Cheap, and It Gets Better With Age

Dean Sigler Electric Powerplants, Sustainable Aviation Leave a Comment

Mixing a form of rust and water might help to make inexpensive battery electrodes with long cycle lives a real possibility.  If they have much higher energy densities than more expensive “conventional” electrodes used in lithium batteries, so much the better.

Zhaolin Liu of the A*STAR (Agency for Science, Technology and Research)  Institute of Materials Research and Engineering, Singapore; Aishui Yu of Fudan University, China, and co-workers have created an electrode material that’s not only  inexpensive, but scalable to large-scale manufacturing.

A*STAR's Fusionopolis complex shows economic resources in abundance

A*STAR’s Fusionopolis complex shows economic resources in abundance

Normally, lithium batteries “shuttle” lithium ions between two electrodes connected in a circuit.  According to A*STAR, “During charging, lithium ions escape from the cathode, which is made from materials such as lithium cobalt oxide. The ions migrate through a liquid electrolyte and into the anode, which is usually made of graphite riddled with tiny pores. When the battery discharges, the process runs in reverse, generating an electrical current between the electrodes.”

That norm for lithium batteries tends to reduce the energy storage available with each cycle.  The hunt for longer-lasting and inexpensive ways of overcoming these shortcomings is a constant in battery research.  A*STAR researchers note that, “Iron oxides have a much higher charging capacity than graphite, but the process is slow. Forcing lithium ions into the material also changes its volume, destroying the anode after just a few charging cycles.”

To avoid that self-destructive behavior, researchers tested the idea that an anode made from iron oxide nanoparticles would charge more quickly, because its pores would give ready access to lithium ions. The pores may also allow the material’s structure to change as the ions pack inside.

By heating iron nitrate in water, they made 5-nanometer-wide particles of an iron oxide known as α-Fe2O3, then mixed the particles with a dust called carbon black, bound them together with polyvinylidene fluoride and coated the mixture onto copper foil to make their anodes.

The first charge-discharge cycles showed a credible, but disappointing anode efficiency of 75 to 78 percent, “depending on the current density used.”  Ten additional cycles raised the efficiency to 98 percent, near that of commercial lithium-ion batteries. Other researchers suggest that the first few cycles broke the iron-oxide particles down to a more efficient size.

Even better, the newly-sized α-Fe2O3/carbon-black mix retained its storage capacity after 230 more cycles, stabilizing at 1,009 milliamp hours per gram – almost three times greater than that for commercial graphite anodes, and according to researchers, “experienced none of the degradation problems that have plagued other iron oxide anodes.”
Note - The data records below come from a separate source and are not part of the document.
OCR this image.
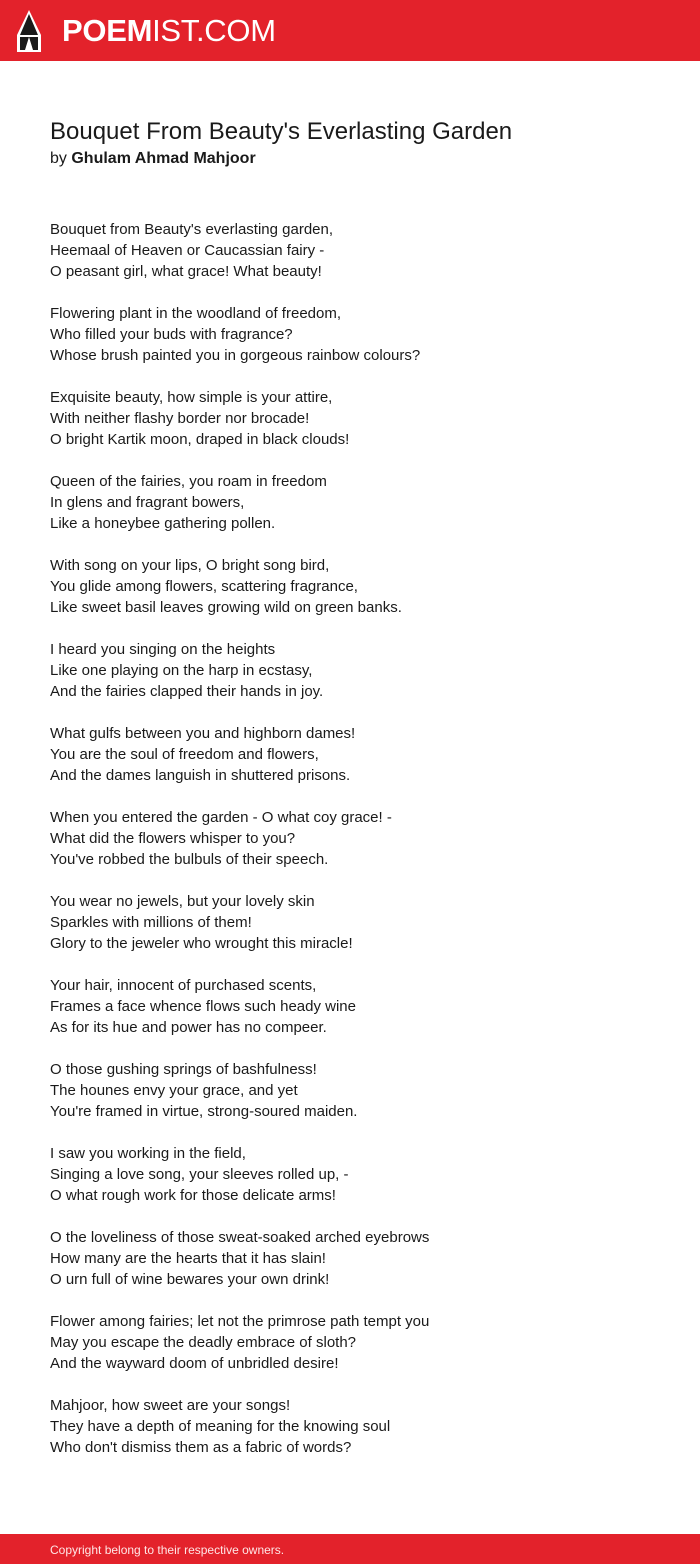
POEMIST.COM
Bouquet From Beauty's Everlasting Garden
by Ghulam Ahmad Mahjoor

Bouquet from Beauty's everlasting garden,
Heemaal of Heaven or Caucassian fairy -
O peasant girl, what grace! What beauty!

Flowering plant in the woodland of freedom,
Who filled your buds with fragrance?
Whose brush painted you in gorgeous rainbow colours?

Exquisite beauty, how simple is your attire,
With neither flashy border nor brocade!
O bright Kartik moon, draped in black clouds!

Queen of the fairies, you roam in freedom
In glens and fragrant bowers,
Like a honeybee gathering pollen.

With song on your lips, O bright song bird,
You glide among flowers, scattering fragrance,
Like sweet basil leaves growing wild on green banks.

I heard you singing on the heights
Like one playing on the harp in ecstasy,
And the fairies clapped their hands in joy.

What gulfs between you and highborn dames!
You are the soul of freedom and flowers,
And the dames languish in shuttered prisons.

When you entered the garden - O what coy grace! -
What did the flowers whisper to you?
You've robbed the bulbuls of their speech.

You wear no jewels, but your lovely skin
Sparkles with millions of them!
Glory to the jeweler who wrought this miracle!

Your hair, innocent of purchased scents,
Frames a face whence flows such heady wine
As for its hue and power has no compeer.

O those gushing springs of bashfulness!
The hounes envy your grace, and yet
You're framed in virtue, strong-soured maiden.

I saw you working in the field,
Singing a love song, your sleeves rolled up, -
O what rough work for those delicate arms!

O the loveliness of those sweat-soaked arched eyebrows
How many are the hearts that it has slain!
O urn full of wine bewares your own drink!

Flower among fairies; let not the primrose path tempt you
May you escape the deadly embrace of sloth?
And the wayward doom of unbridled desire!

Mahjoor, how sweet are your songs!
They have a depth of meaning for the knowing soul
Who don't dismiss them as a fabric of words?

Copyright belong to their respective owners.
According to the Institute, “The team is now working to optimize the nanoparticle synthesis and increase the efficiency of the anode’s initial charging cycles.”  The team’s findings are detailed in their paper in the April 2013 Electrochemical Communications.

Again, this research is devoted to one element of the complete battery, with the need to integrate this area of study with the work being done on electrolytes, alternative materials, cathodes and anodes to finally reach a battery that combines the best of all possible ingredients.  Resources and intellect being given in abundance to this challenge gives hope for a successful breakthrough (or breakthroughs) that will lead to viable and delightful electric vehicles.